I’ve been considering purchasing a SAORI loom since I took a free workshop at a local public library with Chiaki O’Brien of StudioFUN this past June. (A narrative of that is here.) Yes, I bead. Yes, I took up sewing again about two or three years ago. I also work outside the home. I had never woven on a floor loom before this workshop (an inkle loom as a teenager), but I kept revisiting how much I enjoyed this experience, so I took money I had saved for years, and bought the loom from Chiaki.

The loom comes directly from Japan. I took pictures while unboxing my SAORI loom almost exactly two days ago after a late dinner – but the post is today, because I wanted to start weaving immediately! Also, I worked today. The photos are most of the story…

Big box! I’m grateful it’s doubly boxed, as the outer box was soggy in the corner. The inner box is perfect. (Also, I’m still decorated for Christmas, say hi to my light switch Santa.)

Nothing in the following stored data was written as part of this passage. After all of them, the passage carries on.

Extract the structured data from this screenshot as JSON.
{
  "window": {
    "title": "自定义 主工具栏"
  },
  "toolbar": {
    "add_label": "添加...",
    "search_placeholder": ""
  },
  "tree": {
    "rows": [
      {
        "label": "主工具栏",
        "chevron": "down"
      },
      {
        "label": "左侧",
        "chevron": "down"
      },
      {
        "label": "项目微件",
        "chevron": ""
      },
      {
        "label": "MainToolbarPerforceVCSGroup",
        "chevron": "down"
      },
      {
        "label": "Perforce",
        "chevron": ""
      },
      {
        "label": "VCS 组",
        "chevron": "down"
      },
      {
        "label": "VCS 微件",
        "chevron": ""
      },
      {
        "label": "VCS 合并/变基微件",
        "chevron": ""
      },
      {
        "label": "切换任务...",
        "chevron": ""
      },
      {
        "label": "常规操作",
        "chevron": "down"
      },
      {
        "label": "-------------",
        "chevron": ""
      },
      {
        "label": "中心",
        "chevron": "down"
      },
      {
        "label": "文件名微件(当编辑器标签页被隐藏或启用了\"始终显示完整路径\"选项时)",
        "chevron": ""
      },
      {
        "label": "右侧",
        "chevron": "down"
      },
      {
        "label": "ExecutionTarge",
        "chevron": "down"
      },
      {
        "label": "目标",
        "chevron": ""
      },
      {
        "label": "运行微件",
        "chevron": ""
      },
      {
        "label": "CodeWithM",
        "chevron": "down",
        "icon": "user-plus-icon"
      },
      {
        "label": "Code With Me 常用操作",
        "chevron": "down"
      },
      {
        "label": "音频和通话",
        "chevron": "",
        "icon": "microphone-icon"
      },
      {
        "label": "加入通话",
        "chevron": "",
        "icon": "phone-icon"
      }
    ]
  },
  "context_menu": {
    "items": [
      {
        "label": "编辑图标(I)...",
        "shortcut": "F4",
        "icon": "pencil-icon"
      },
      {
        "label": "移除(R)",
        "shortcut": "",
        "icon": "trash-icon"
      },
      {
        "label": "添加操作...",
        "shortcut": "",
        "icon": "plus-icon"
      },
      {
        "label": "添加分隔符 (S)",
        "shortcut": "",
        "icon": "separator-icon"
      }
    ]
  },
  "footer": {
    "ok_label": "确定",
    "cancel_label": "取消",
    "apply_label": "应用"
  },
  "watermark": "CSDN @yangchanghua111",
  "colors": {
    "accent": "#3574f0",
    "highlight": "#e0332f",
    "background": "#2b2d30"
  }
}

Inside is the main loom frame, and the rest of the working parts are inside the box strapped to the loom’s leg.

The instructions for unboxing and assembly are very detailed, including how to open it.

Inner box. In addition to the rest of the loom, I ordered “the book,” and some additional bobbins.

The rest of the loom components, laid out as in the assembly guide, for easy reference.

First part to install, the bobbin winder.

Now, hang the warp set. That’s the rope pulley system just barely in view at the top center of the picture, holding the heddles. It’s really appealing that this comes warped. I bought a serger a little over a year ago, and it came threaded; the same result of almost immediate satisfaction.

Now set up the warp roller at the back of the loom.

The latch and gear system for this works really well. I’m holding the latch up with the heddle hook so you can see the mechanism.

This is the warp control pedal. I will be revisiting this later…

Now setting up the reed.

Tying the warp threads on the tying rod.

All tied!

Hook up the pedals.

Add the built-in shelf.

Look at the “check if everything is set up properly” pictures. I pass inspection with two of them, but I have improperly wound the cable on the warp control pedal. Fixed.

And here is the loom, ready to weave!

It’s late at night by the time I finished, and I started weaving the next morning; I had the day off. I’ll show some in-progress pictures soon. Here’s one of the reasons I wanted this particular loom:

This loom folds quite compactly – but it has a 23″ weaving width, and the ability for about a 15′ warp. I do have a creative workspace, a small former bedroom, but it doesn’t have floor space for a permanent resident loom. I can fold this and put it away in closet, and transport it if desired. It really is an elegant design, and I’m looking forward to future weaving exploration.